To oznaczałoby, że konflikt w Etiopii byłby najkrwawszym konfliktem XXI wieku, a liczba ofiar cywilnych mogłaby być porównywana jedynie z trwającą już ponad 12 lat wojną w Syrii – komentuje Małgorzata Olasińska-Chart z Polskiej Misji Medycznej – Niedożywienie i głód uderzają najmocniej w najsłabszych, czyli noworodki. Stąd naszą pomoc kierujemy właśnie do najmłodszych dzieci, bo to, czy im pomożemy, będzie decydować o ich zdrowiu i życiu.

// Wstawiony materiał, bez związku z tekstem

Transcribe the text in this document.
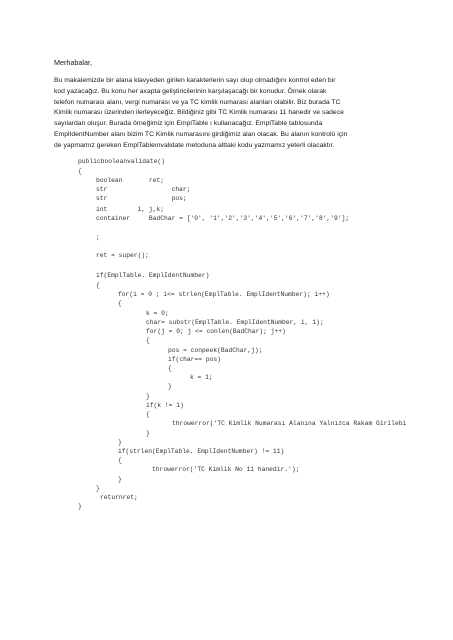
Merhabalar,
Bu makalemizde bir alana klavyeden girilen karakterlerin sayı olup olmadığını kontrol eden bir
kod yazacağız. Bu konu her axapta geliştiricilerinin karşılaşacağı bir konudur. Örnek olarak
telefon numarası alanı, vergi numarası ve ya TC kimlik numarası alanları olabilir. Biz burada TC
Kimlik numarası üzerinden ilerleyeceğiz. Bildiğiniz gibi TC Kimlik numarası 11 hanedir ve sadece
sayılardan oluşur. Burada örneğimiz için EmplTable ı kullanacağız. EmplTable tablosunda
EmplIdentNumber alanı bizim TC Kimlik numarasını girdiğimiz alan olacak. Bu alanın kontrolü için
de yapmamız gereken EmplTableınvalidate metoduna alttaki kodu yazmamız yeterli olacaktır.
publicbooleanvalidate()
{
boolean       ret;
str                 char;
str                 pos;
int        i, j,k;
container     BadChar = ['0', '1','2','3','4','5','6','7','8','9'];
;
ret = super();
if(EmplTable. EmplIdentNumber)
{
for(i = 0 ; i<= strlen(EmplTable. EmplIdentNumber); i++)
{
k = 0;
char= substr(EmplTable. EmplIdentNumber, i, 1);
for(j = 0; j <= conlen(BadChar); j++)
{
pos = conpeek(BadChar,j);
if(char== pos)
{
k = 1;
}
}
if(k != 1)
{
throwerror('TC Kimlik Numarası Alanına Yalnızca Rakam Girilebi
}
}
if(strlen(EmplTable. EmplIdentNumber) != 11)
{
throwerror('TC Kimlik No 11 hanedir.');
}
}
returnret;
}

Dostęp do medycznej opieki jest dla przeciętnego mieszkańca Etiopii bardzo ograniczony. Wskaźnik liczby lekarzy do pacjentów wynosi w tym kraju 1:50 000, a pielęgniarek 1:5000 i jest najniższy w Afryce Subsaharyjskiej. Zróżnicowana geografia Rogu Afryki i trudności z pokonywaniem odległości miedzy domem a szpitalem zagrażają najmłodszym pacjentom. Sytuacji nie polepszyła wojna domowa, a na niedożywienie mają wpływ również susze – przez pięć lat z rzędu w porze deszczowej opady były bardzo niskie i nie wystarczały dla normalnego działania rolnictwa.
Wspieramy konkretny szpital w mieście Woliso, w którym opieką medyczną i dożywianiem objętych zostanie na początek 850 noworodków – dodaje Małgorzata Olasińska-Chart – W planach jest również zakup ratującego życie sprzętu, jak koncentratory tlenu czy inkubatory.
Susze, które dodatkowo pogłębiają kryzys żywnościowy w Rogu Afryki, są według badaczy jednoznacznie powiązane z ocieplaniem się klimatu. Według jednego z badań2, ich częstotliwość – w porównaniu do czasów, gdy działalność człowieka nie wpływała bezpośrednio na klimat – wzrosła nawet o 100 razy.